Chez l’adulte, l’objectif des pleurs est plus complexe. La douleur physique et l’inconfort sont des déclencheurs importants de larmes chez les nourrissons et les enfants jusqu’à la fin de l’adolescence, mais à un âge plus avancé, ces facteurs semblent avoir moins de poids : les adultes et les personnes âgées pleurent rarement quand ils se font mal, et deviennent plus sensibles à la souffrance des autres au fur et à mesure que l’empathie se développe. La théorie de l’attachement est donc toujours d’actualité chez les adultes : les pleurs seraient toujours liés à la peur de séparation.
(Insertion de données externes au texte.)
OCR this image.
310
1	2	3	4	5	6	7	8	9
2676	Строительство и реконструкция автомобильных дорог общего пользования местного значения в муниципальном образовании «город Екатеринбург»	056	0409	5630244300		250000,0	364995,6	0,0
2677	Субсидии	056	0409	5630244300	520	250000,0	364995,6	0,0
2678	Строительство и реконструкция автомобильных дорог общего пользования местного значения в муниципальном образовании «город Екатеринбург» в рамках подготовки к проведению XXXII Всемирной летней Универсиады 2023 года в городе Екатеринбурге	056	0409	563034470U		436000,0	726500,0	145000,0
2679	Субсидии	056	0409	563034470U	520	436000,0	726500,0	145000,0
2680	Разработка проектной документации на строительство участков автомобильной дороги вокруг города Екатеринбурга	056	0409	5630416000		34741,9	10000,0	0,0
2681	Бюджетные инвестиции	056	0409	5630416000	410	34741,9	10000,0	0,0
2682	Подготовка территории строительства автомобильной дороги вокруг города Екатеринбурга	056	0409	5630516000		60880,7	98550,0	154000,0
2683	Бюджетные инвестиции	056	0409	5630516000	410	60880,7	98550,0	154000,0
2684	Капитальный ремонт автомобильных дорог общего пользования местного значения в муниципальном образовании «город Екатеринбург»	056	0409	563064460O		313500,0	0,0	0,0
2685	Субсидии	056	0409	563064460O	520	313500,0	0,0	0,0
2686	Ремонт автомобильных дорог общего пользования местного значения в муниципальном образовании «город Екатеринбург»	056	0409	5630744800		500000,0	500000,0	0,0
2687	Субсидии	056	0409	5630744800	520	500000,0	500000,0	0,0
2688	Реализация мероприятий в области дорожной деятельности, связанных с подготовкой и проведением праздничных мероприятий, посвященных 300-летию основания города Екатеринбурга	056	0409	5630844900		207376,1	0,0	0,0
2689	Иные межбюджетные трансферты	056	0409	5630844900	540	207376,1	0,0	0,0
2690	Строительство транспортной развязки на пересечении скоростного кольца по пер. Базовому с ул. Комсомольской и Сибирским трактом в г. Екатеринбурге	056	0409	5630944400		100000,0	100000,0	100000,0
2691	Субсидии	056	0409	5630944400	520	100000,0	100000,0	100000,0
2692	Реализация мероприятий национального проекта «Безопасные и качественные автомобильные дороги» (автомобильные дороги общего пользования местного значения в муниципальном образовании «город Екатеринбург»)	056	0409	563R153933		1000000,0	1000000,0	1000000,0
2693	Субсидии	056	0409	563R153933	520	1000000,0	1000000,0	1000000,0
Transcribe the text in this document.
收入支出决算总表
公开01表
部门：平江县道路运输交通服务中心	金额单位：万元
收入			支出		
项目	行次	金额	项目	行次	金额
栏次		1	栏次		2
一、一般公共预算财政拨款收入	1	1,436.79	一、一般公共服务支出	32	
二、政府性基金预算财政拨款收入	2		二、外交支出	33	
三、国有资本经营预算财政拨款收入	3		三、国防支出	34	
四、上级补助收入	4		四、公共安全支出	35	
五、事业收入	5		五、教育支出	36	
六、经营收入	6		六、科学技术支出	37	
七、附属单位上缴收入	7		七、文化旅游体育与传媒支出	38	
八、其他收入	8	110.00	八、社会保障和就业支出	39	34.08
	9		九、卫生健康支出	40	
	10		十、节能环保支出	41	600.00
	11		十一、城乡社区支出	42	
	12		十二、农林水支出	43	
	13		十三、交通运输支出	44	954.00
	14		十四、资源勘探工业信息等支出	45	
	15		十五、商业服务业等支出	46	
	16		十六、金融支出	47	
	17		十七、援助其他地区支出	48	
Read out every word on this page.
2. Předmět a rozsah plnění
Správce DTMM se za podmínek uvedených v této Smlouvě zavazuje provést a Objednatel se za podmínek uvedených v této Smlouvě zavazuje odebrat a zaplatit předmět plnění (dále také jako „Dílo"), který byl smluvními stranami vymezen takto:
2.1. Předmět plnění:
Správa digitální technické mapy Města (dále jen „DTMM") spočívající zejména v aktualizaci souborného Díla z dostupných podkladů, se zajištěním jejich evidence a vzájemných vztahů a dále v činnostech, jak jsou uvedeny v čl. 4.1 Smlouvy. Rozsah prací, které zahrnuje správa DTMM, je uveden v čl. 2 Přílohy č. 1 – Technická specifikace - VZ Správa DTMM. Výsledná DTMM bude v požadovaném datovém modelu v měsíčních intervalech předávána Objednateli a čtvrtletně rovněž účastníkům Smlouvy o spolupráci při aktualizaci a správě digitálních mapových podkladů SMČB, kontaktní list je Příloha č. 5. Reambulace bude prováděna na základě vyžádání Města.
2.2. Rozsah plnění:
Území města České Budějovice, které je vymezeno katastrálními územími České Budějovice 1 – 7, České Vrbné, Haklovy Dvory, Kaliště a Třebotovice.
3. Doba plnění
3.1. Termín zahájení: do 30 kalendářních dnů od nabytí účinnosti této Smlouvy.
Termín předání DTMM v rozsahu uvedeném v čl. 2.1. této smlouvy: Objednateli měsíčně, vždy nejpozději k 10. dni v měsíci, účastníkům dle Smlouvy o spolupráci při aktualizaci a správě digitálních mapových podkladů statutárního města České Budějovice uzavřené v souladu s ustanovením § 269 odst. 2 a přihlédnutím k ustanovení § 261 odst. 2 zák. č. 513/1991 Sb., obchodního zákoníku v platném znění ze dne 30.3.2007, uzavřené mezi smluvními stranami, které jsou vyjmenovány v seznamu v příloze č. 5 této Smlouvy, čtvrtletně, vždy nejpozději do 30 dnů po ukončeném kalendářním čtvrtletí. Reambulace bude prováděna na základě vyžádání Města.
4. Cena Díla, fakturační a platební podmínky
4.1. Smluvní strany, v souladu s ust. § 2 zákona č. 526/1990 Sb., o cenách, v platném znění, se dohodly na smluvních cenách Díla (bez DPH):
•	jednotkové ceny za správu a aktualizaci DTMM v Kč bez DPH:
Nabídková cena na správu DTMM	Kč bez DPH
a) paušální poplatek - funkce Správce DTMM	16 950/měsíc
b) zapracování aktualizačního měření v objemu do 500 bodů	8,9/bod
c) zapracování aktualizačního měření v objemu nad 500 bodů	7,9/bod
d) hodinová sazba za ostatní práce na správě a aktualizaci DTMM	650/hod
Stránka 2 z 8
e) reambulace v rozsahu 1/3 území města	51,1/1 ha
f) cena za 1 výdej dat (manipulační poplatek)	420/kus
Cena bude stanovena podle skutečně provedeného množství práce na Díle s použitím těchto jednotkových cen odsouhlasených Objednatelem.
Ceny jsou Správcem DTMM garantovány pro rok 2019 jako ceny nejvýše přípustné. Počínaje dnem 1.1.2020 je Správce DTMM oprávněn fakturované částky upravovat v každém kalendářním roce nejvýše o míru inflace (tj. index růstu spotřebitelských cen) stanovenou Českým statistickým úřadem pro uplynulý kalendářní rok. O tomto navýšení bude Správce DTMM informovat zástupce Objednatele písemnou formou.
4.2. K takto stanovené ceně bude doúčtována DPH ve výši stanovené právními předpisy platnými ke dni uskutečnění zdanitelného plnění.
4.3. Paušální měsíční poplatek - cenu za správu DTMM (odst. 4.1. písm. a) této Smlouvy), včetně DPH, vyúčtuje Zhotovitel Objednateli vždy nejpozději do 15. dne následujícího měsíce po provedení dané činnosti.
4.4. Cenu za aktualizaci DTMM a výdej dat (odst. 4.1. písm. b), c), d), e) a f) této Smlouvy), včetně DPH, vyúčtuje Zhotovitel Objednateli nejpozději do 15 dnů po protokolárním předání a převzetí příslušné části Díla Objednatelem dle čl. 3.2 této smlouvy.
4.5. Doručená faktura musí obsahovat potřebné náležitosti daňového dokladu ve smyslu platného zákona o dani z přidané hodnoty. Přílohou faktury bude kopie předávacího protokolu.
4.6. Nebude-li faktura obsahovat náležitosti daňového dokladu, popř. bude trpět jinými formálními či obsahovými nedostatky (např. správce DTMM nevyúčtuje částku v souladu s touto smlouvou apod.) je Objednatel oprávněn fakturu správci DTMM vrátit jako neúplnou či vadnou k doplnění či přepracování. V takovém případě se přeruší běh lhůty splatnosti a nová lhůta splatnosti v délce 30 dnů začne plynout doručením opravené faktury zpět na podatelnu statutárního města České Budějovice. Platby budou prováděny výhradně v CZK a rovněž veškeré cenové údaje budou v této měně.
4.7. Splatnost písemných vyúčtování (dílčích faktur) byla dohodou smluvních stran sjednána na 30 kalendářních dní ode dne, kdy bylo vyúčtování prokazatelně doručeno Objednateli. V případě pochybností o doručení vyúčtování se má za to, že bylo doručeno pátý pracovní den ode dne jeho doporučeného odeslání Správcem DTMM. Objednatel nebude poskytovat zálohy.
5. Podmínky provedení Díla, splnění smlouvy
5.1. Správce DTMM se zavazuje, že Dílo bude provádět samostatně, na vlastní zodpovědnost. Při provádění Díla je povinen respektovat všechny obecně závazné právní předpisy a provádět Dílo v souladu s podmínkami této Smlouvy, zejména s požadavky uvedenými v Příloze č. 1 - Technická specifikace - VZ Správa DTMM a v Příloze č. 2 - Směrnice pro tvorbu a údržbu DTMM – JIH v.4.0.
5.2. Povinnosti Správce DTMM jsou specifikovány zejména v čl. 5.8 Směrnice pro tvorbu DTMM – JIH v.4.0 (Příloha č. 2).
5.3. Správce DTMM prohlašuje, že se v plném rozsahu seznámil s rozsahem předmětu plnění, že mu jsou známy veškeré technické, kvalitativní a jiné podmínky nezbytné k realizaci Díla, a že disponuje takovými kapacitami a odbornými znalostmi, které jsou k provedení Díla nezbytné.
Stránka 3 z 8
Ainsi, on pleure aussi bien de voir des gens se réunir que se déchirer, pour une rupture, un mal du pays ou un mariage – dans la réalité comme devant une fiction.

Comme pour les plus jeunes, les pleurs d’adultes servent également d’appel à l’aide. A cela s’ajoute également l’hypothèse de la soumission et de l’apaisement. Car quand on pleure, la vue est brouillée, ce qui rend moins capables de se défendre. Un tel signal serait donc bénéfique à la fois pour celui qui pleure, qui se rend tout en «appelant» l’aide de ses alliés, et pour l’attaquant, qui n’a plus d’intérêt à insister puisque la relation de domination est déjà établie.

Enfin, les larmes pourraient également servir tout simplement à se défouler face à une émotion trop intense pour être gérée. Les larmes pourraient donc signaler à l’autre que l’on est prêt à «céder le contrôle de la situation et à passer à une gestion plus passive, tout en traduisant l’absence d’hostilité et en encourageant à adopter un comportement prosocial et coopératif», expliquent les chercheurs.

En résumé, d’après les scientifiques, on pleure pour un besoin de coopération : appel à l’aide, empathie, soumission.